Here's a simple example. Suppose you live in France and you earned EURO 100,000 (about $118,000) from your French employer. You are married filing jointly, have two children and you take the standard deduction ($24,000) and child tax credit ($4,000 for two children).
The US tax on this income is calculated as follows:
US tax on $118,000 is $8,559
US tax on $103,900 (amount excluded) would be $5,457
Net US tax payable
($8,559 - $5,457) = $3,102
While this is only an approximate calculation, it gives you an idea of how the system works.

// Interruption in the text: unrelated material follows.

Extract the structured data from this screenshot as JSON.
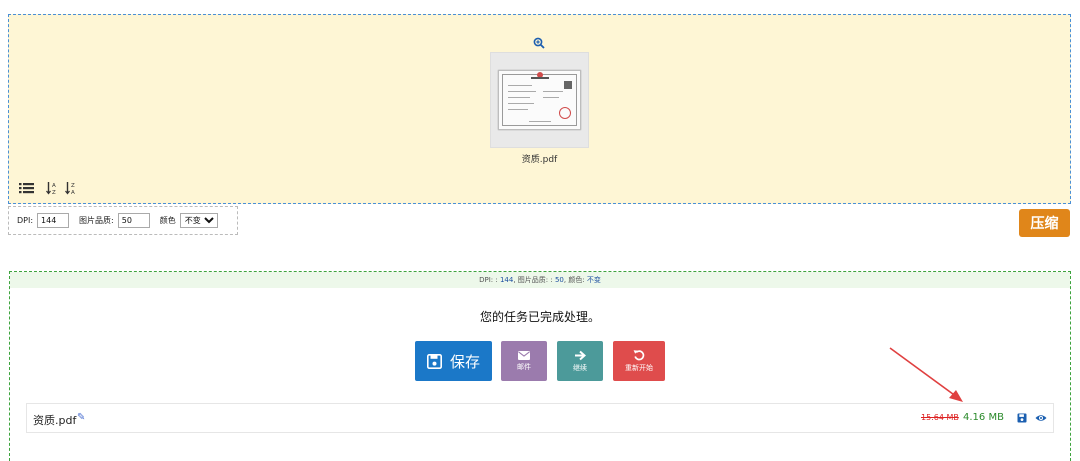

The other method for reducing your US tax bill is the foreign tax credit, using IRS Form 1116. If your income was taxed by a foreign country, you can subtract that tax from your US tax, in most cases substantially reducing your US tax bill. But be careful: you cannot claim a foreign tax credit for foreign taxes on income excluded on Form 2555. In other words, you can only claim a foreign tax credit for foreign taxes on the same income that the US is taxing. The fraction of your foreign taxes that can be taken as a tax credit is determined by the ratio of non-excluded income to total income. Here's an example, using the same figures as above.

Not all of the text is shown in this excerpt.